I almost choked on my cereal when I read the headlines about San Francisco City Attorney Dennis Herrera “cracking down on crack pipes” — or at least the stores that sell them.

Surely, I thought, a man of Herrera’s competence (the man has a law degree, after all) must realize that such an empty gesture would do nothing to curb the crack epidemic in this city. There had to be some other reason he was choosing to sue smoke shops even though he knew that, ultimately, such a meaningless action would not stop a single person from smoking crack.

And then I remembered: Herrera wants to be elected mayor this November. It suddenly became so clear. We’ve hit a new season of political grandstanding. And I was finally starting to wash the stink off myself from last November.

I have a vision of Herrera sitting around a table in his political war room with his cronies, trying to think of various feathers he could place in his hat to show off this election season. I must say, I’m a little disappointed he and his cronies couldn’t do better.

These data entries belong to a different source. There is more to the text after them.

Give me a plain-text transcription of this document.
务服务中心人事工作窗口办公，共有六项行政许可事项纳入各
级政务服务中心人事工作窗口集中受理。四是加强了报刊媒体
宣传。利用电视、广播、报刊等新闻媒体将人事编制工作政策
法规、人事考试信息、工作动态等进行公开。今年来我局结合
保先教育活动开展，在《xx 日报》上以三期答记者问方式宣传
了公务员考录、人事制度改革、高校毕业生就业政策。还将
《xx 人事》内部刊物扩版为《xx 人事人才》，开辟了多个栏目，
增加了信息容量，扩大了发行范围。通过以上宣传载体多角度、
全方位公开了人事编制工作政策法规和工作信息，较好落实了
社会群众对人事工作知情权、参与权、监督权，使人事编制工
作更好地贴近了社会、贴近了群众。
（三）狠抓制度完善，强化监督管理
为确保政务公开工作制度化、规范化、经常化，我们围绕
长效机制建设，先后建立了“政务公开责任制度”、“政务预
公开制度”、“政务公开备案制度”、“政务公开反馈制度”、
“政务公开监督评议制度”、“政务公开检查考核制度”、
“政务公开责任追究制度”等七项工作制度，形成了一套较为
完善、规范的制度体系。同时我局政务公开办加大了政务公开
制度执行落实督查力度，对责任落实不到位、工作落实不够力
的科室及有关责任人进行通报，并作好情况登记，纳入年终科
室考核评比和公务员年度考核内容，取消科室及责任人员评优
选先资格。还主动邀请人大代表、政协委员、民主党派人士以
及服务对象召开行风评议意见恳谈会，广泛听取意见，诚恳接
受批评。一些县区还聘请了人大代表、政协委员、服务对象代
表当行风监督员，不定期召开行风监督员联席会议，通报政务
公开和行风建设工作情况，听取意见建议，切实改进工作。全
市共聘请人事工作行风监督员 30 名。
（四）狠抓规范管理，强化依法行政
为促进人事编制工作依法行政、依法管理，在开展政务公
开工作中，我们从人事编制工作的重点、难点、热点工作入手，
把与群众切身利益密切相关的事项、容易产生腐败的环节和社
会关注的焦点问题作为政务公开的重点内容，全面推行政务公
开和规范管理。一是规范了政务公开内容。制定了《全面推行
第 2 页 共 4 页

After reading about the “crackdown,” I decided to type “how to smoke crack without a crack pipe” into a popular search engine. And just like many other substances one could smoke, the paraphernalia possibilities are almost limitless.

There’s smoking out of an aluminum can or plastic bottle, using a light bulb, making your own pipe out of tin foil, using a tire gauge. Basically, you can smoke crack out of anything if you’re industrious enough. All of these methods cost pretty much same — about a dollar, and one could find these at any gas station mini market.

But something tells me the crack users of San Francisco already know this.

And, on top of that, if you really don’t feel like smoking it, you can just cook it up and inject it. It’s a good thing they’re thinking about opening that safe injection center site (Feb. 23 issue, TheGuardsman.com/HepC).

After reading about how to smoke crack, I typed “educating kids in San Francisco about crack” into that same search engine. The most relevant article was about San Francisco’s Happy Meal ban.

It gets me to thinking all kinds of radical thoughts. Forgive me if I seem far out but:

Dennis, if you’re reading this (and I know you are), why don’t you use some of that moxie to do something that could actually help crack users, and not just help keep them out of your neighborhood?